In the near future, it will become important to consider the interactions between HPC and cloud computing. In recent years, major cloud providers have invested heavily in global networks of massive-scale systems that could become highly competitive with current HPC systems. As the computational demands of AI algorithms grow, today’s cloud systems are increasingly built using custom chips and semiconductors. This trend could negatively impact HPC by reducing the financial leverage of traditional hardware and CPU vendors, which have historically played a key role in HPC development.
Will cloud providers become the dominant players in offering HPC-like services and applications? It’s difficult to predict, but cloud architectures are already taking the lead in many fields, such as gaming and computer vision, and are reshaping how we think about high-performance computing. Building the next generation of HPC systems will likely require rethinking traditional approaches and focusing more on the success factors of cloud architectures, such as custom hardware configurations and large-scale prototyping.

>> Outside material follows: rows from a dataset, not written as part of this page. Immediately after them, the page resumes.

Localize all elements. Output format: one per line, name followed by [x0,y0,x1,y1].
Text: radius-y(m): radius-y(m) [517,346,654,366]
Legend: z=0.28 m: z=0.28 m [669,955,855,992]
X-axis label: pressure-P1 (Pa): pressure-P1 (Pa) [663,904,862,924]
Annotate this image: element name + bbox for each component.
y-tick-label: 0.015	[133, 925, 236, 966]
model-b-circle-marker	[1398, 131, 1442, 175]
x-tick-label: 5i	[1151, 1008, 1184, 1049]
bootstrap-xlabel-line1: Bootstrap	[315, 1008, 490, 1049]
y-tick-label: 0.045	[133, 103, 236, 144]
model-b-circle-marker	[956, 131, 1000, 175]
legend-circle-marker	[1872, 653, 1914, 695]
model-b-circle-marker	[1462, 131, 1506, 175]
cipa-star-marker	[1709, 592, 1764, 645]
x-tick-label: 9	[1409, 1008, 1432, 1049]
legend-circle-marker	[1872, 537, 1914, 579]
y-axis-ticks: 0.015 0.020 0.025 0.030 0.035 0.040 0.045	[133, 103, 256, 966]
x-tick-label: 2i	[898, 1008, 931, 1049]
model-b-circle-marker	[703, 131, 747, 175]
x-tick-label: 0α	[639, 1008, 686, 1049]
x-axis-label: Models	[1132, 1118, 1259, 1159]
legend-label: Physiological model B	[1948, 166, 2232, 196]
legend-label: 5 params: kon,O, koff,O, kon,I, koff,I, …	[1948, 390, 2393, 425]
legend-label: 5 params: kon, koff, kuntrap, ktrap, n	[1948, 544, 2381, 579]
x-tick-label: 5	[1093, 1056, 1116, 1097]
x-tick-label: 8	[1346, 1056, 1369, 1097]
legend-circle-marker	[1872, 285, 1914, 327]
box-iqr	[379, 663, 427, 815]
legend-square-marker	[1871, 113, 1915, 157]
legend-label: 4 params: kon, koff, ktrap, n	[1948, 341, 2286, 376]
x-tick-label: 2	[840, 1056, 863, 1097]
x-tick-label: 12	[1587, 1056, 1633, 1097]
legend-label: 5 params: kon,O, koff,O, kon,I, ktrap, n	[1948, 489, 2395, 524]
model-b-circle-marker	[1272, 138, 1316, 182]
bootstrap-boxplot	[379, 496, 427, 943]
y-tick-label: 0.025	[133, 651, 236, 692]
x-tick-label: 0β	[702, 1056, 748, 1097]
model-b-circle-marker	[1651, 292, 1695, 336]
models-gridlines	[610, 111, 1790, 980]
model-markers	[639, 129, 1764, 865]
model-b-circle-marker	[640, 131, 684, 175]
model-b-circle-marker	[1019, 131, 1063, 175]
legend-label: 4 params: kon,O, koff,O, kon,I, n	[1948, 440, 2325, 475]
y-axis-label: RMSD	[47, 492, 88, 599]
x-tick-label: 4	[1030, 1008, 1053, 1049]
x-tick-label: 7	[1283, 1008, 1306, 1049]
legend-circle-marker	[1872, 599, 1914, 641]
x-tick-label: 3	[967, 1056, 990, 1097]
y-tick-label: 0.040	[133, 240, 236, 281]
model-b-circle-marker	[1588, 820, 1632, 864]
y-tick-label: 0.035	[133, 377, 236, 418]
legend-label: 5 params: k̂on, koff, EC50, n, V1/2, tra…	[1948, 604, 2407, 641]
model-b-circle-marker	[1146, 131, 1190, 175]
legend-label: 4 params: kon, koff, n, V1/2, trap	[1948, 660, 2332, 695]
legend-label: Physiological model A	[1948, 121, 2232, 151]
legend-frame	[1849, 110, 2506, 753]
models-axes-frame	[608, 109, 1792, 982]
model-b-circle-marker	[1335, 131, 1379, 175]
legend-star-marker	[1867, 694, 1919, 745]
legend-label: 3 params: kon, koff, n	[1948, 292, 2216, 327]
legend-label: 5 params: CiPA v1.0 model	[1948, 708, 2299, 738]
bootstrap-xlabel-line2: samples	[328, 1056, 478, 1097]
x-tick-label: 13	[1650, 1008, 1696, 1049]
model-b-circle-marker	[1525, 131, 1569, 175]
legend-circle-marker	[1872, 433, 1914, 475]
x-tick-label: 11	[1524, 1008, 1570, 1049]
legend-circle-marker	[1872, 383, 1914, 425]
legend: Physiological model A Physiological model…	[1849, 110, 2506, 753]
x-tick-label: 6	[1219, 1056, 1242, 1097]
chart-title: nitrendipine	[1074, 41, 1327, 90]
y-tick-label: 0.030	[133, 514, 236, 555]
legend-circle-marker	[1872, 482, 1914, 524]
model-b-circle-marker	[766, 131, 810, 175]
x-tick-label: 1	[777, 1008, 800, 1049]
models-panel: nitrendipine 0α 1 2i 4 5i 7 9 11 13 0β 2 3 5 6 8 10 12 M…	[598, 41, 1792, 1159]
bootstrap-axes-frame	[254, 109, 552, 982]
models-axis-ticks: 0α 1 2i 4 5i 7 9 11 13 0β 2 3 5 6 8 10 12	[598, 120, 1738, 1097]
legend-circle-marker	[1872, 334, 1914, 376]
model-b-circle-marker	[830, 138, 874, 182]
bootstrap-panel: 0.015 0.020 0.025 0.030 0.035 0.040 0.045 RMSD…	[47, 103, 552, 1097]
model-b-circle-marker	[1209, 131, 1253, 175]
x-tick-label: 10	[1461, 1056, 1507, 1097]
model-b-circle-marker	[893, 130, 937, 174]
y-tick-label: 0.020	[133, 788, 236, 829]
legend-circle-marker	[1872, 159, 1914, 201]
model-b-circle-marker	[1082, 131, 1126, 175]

One crucial point to consider: while HPC systems have traditionally relied on large financial investments from governments and research institutions, cloud systems generate substantial revenues. Is this model sustainable for HPC? This dynamic suggests that stronger collaborations between HPC and dominant players in the computing ecosystem, including cloud providers, may be necessary. It’s no coincidence that the third most powerful HPC system in the world today is Microsoft Azure’s Eagle supercomputer.